I would warn anyone far and wide to avoid Azure at all costs, especially if you are a startup. And especially if you are doing any kind of AI because the only GPUs they have available are ancient and also crazy over-priced.

If I cared more, I'd try to migrate away from Azure. But I don't, and that's probably Azure's business model at this point.

2 comments

I’d love to see proof of your claim that they provisioned a hard disk when you requested an SSD, or, at the very least, tests that showed that the IOPS you requested were not delivered.

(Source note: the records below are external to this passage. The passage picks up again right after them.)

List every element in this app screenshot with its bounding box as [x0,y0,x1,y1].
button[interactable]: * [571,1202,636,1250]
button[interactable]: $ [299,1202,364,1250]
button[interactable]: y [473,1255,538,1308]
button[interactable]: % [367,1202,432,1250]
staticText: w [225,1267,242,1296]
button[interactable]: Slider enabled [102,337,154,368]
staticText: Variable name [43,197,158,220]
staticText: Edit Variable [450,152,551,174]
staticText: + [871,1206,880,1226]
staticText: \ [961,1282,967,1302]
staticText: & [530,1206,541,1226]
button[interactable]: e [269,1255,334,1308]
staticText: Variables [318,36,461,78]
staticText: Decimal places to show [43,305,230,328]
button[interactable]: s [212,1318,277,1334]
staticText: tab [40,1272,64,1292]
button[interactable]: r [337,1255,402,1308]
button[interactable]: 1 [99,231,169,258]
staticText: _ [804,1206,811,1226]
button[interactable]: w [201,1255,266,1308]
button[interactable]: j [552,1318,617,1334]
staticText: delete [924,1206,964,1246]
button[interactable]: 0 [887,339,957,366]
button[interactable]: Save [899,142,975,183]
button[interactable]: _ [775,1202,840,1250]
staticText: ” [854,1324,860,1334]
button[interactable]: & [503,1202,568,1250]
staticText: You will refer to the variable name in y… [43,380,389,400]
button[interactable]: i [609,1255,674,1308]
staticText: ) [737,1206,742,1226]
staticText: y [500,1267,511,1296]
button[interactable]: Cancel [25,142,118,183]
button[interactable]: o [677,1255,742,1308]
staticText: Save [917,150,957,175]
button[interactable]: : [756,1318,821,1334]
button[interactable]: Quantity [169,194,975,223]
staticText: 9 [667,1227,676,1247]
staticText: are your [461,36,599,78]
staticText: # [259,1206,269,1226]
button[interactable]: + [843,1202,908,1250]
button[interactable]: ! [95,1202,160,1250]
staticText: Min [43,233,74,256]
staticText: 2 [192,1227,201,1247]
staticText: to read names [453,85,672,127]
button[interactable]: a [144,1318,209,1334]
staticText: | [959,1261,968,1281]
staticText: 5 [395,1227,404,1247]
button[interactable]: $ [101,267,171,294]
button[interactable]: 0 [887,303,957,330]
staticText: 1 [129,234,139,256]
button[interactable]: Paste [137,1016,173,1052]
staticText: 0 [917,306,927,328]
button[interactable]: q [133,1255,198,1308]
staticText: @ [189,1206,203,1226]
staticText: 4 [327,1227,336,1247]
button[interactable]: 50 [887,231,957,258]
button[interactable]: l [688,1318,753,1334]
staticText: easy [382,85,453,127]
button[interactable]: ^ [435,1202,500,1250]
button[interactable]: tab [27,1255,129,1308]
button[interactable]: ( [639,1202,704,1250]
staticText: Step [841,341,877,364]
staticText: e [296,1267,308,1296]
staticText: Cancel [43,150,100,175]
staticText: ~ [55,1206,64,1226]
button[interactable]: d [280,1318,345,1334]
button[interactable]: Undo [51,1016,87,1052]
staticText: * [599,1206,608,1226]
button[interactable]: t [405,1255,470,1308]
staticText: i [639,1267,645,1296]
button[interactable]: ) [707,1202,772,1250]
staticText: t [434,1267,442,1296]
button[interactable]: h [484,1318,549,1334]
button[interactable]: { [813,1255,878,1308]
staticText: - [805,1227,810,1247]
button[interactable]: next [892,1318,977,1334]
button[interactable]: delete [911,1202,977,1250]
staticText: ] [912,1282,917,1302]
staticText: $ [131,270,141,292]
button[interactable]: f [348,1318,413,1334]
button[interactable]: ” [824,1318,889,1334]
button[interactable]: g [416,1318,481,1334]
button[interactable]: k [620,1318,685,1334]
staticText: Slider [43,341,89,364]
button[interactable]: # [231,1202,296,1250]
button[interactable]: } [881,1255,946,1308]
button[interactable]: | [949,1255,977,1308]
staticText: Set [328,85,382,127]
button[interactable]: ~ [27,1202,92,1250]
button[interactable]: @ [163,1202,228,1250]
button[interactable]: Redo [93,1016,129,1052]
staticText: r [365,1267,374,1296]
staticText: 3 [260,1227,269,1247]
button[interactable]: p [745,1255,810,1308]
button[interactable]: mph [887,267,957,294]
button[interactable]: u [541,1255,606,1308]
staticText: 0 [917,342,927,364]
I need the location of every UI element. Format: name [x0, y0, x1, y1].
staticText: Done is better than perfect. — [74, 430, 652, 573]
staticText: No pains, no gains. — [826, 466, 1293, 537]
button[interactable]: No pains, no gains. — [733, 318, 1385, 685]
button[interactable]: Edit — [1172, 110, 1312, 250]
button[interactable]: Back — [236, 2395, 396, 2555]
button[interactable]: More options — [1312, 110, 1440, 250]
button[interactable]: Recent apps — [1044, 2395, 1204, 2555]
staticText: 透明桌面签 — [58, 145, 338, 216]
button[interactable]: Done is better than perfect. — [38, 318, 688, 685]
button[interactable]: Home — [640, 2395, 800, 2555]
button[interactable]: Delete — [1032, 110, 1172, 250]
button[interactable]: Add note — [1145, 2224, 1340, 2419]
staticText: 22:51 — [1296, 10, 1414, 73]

Can you show us the receipts?
Azure using SRE, I call BS. You don’t see underlying storage, it’s mounted as either SCSI or NVMe device as one HD. It’s obviously backed by massive fleet of drives just like EBS.
I was wrong about it being a spinning disk, ROTA=1 is just how Linux reports Azure virtual disks. But the underlying frustration stands: my home NVMe does the same copy in a fraction of the time because it can do 500K+ IOPS with no virtualization overhead. Azure caps this "Premium SSD" at 7,500 IOPS, so a small-file-heavy copy crawls at 85 MB/s despite 250 MB/s provisioned throughput. You're paying SSD prices for artificially throttled performance — the hardware may be SSD, but the performance is just awful. Paying $900/month for the highest level Premium SSD, attached to a large instance, and it's significantly slower than a $200 SSD from 5 years ago.
Sure the downside of virtualization is all disk calls are over the network which is way slower then local NVMe call. Upside is hardware failures are quickly handled.